What Should A Story’s Agenda Be?

Rather than being driven by specific agendas, stories should seek to be bold, daring, and most importantly, authentic.
on Jun 20, 2017 · 4 comments

It seems everyone has an agenda these days.

Sadly, this mentality far too often bleeds into the creative realm. I’ve been part of or seen several conversations recently where this trend was noted. Exhibit A is the controversy that plagued the Hugo Awards in 2016.

These issues raise several questions for writers.

What is the purpose of a story?

How can writers create a strong narrative when pressures to fit within certain expectations mount?

Is creative license and freedom slowly dying to the drumbeat of popular demand and an increasingly politicized climate?

Can authors just tell a good story, or will such an approach spell future doom?

What a Story Shouldn’t Be

In art, do you ever notice those details that don’t seem to match up? A song drifting too far toward a peppy beat for the lyrics? A movie scene where melodrama rules when plain drama would suffice? The feeling a character doesn’t quite belong in a novel?

Maybe that’s nothing more than poor execution, but it could also be the result of shoehorning a certain message, theme, character arc, or anything else into the story. Simply for the sake of pushing a specific agenda or checking off someone else’s set of boxes.

Unfortunately, such a mindset plagues Christian as well as secular publishing. One end pushes for diverse characters, increased sexuality, or whatever the soup-of-the-week selection happens to be.

The other end is equally at fault, though for different reasons. Driving a moralistic message into the narrative. Insisting upon a conversation experience. Slipping a religious undertone into every passage.

While we can argue that some agendas are less harmful than others, the fact remains that such purposeful confining of a story shouldn’t even be on the radar.

What a Story Should Be

A story should have an agenda. One so simple it makes 1+1 look complicated. At the end of the day, a story’s primary goal should be to entertain the reader. That simplicity comes with many layers of increasing complexity, because a story that grips and compels has many parts.

Rather than one individual pet peeve or agenda being the emphasis, however, each should contribute its part to making the whole work shine.

Let the story flow naturally, every aspect strengthening the rest, growing out of the nurtured soil of a darn good tale. From there, the meaning will arise.

That doesn’t mean themes, messages, and implications are pointless. The difference lies in the approach. It’s one thing to say, “Let me write a story as a means of trumpeting my soap box issue.” It’s quite another to say, “What is this story about?” and then write a plot, characters, theme, and world genuinely reflecting that.

Authenticity, Not Agenda

A story, if nothing else, must be authentic.

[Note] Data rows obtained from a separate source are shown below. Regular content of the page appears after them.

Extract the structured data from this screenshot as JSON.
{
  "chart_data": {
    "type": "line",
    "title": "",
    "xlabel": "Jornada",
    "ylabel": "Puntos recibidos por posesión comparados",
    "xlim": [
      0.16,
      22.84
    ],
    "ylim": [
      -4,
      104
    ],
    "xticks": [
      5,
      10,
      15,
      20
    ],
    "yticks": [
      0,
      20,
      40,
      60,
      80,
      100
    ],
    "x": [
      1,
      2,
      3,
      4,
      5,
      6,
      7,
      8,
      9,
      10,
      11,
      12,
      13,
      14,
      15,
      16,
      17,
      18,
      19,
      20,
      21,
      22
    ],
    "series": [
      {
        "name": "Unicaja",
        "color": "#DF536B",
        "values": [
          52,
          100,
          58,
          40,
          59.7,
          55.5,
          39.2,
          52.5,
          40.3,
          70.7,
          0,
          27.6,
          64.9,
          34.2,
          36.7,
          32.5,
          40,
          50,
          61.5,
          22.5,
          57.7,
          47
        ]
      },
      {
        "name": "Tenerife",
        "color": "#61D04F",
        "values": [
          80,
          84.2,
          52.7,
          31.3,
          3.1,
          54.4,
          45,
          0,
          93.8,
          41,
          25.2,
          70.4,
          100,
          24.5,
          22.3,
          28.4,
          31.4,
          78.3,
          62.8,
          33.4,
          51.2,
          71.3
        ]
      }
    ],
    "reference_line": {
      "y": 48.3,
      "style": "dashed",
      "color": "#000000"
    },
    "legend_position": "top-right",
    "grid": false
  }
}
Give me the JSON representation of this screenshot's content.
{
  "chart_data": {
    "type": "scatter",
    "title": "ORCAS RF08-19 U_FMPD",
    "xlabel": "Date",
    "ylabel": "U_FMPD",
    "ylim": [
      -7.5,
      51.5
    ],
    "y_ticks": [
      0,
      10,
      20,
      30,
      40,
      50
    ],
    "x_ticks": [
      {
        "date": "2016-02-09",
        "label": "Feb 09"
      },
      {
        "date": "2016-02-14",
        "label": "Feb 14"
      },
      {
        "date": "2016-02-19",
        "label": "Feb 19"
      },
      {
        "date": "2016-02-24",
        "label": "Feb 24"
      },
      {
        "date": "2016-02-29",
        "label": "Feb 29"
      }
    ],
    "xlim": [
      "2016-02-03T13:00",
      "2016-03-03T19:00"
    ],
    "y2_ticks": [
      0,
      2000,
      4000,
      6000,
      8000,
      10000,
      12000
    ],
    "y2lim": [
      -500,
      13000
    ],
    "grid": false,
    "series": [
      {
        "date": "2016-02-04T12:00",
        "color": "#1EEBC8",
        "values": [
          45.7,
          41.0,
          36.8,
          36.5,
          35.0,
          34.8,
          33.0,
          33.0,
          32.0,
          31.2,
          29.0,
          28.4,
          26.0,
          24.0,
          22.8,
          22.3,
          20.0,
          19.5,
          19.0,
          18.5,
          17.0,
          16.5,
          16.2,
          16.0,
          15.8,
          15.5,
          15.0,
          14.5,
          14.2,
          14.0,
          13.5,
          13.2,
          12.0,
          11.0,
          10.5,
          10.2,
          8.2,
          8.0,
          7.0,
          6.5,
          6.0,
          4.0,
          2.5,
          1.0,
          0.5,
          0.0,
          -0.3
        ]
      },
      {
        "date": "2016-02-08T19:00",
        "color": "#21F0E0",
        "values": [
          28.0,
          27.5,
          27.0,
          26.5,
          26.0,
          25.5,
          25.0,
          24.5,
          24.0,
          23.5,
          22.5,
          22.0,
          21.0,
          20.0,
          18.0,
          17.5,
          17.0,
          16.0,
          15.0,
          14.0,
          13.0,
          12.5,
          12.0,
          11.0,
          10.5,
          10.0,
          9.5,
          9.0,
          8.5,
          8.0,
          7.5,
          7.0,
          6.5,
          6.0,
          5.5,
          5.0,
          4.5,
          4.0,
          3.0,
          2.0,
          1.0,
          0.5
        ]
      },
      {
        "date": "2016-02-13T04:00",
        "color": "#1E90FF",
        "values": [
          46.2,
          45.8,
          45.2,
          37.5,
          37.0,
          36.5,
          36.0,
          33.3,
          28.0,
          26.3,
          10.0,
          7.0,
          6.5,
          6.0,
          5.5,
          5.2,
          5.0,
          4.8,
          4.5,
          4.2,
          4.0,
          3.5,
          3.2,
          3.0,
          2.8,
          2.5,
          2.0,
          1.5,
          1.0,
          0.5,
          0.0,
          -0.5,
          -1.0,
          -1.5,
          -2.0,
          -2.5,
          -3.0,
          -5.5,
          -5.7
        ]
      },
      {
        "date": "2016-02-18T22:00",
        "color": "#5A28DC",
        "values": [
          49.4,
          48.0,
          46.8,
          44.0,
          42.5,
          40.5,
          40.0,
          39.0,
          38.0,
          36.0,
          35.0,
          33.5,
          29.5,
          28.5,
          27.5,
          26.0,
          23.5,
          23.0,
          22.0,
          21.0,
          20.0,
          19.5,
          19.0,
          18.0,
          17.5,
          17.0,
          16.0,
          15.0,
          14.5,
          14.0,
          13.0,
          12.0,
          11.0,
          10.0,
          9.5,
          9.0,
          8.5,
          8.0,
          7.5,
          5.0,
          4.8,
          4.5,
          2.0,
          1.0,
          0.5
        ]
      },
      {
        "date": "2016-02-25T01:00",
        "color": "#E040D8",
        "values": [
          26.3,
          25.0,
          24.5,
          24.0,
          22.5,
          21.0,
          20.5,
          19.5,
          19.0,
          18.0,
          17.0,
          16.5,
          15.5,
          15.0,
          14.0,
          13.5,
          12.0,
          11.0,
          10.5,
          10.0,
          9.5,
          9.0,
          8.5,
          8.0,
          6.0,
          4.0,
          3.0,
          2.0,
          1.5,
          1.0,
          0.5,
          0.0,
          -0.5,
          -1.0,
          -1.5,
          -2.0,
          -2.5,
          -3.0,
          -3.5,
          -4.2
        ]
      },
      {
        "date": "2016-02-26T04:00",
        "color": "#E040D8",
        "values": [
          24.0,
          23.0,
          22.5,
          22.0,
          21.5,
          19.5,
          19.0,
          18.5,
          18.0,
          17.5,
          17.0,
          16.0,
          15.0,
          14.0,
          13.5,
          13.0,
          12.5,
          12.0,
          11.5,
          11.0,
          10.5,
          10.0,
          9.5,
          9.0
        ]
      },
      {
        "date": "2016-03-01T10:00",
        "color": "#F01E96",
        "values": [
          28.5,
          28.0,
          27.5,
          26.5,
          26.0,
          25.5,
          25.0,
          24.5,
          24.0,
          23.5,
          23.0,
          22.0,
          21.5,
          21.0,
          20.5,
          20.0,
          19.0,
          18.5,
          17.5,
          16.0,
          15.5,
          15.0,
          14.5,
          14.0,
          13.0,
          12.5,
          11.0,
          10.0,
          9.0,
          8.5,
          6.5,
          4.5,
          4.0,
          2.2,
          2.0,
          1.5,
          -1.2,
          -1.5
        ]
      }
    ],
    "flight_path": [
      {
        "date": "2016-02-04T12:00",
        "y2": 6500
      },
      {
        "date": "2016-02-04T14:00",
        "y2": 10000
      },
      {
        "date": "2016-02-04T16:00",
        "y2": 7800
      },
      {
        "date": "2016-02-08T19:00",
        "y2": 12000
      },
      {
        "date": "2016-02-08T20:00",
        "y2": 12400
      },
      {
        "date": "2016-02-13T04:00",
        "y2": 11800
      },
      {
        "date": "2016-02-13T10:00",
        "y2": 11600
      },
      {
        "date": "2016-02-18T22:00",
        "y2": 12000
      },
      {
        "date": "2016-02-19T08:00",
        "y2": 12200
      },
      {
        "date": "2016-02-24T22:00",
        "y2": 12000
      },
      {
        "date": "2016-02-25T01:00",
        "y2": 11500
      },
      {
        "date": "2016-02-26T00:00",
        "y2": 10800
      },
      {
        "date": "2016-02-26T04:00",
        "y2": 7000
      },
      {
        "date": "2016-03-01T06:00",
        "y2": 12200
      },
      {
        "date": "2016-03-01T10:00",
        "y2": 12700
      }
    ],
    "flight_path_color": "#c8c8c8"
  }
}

Not gagged and disfigured by this demand or that agenda until it becomes but a shadow of its potential glory.

Let us not intentionally write a story focusing on a certain underprivileged group merely for the sake of appeasing people. If that’s the story burning on your heart, and you want to share it, that’s perfectly fine.

Write those stories that refuse to let you go, and let them be diverse and different, compelling and challenging.

But most of all, make them authentic.

Do you think stories suffer too much from an agenda-driven approach? What can be done to counteract the trend?

Zachary Totah writes speculative fiction stories. This allows him to roam through his imagination, where he has illegal amounts of fun creating worlds and characters to populate them. When not working on stories or wading through schoolwork, he enjoys playing sports, hanging out with his family and friends, watching movies, and reading. He lives in Colorado and doesn't drink coffee. He loves connecting with other readers and writers. Find him on Facebook, Twitter, Instagram, Google Plus, Goodreads, and at his website.
  1. Fricken love this post. I literally just got done pre-writing a blog post for next week on this exact topic. Great post, as usual, Zachary! I totally agree with all your points.

  2. Lisa says:

    Excellent. Completely agree. I have copied this quote from Ursula Le Guinn into my journal, and think about it often: “My job is to keep the meaning completely embedded in the work itself, and therefore alive and capable of change. I think that’s how an artist can best speak as a member of a moral community: clearly, yet leaving around her words that area of silence, that empty space, in which other and further truths and perceptions can form in other minds.”

    • notleia says:

      Tangent: I picked up some of UKLG’s short stories from the library and realized we need to spend a lot more time talking about UKLG around here. She worldbuilds like a house on fire and plays with perspective like whoa.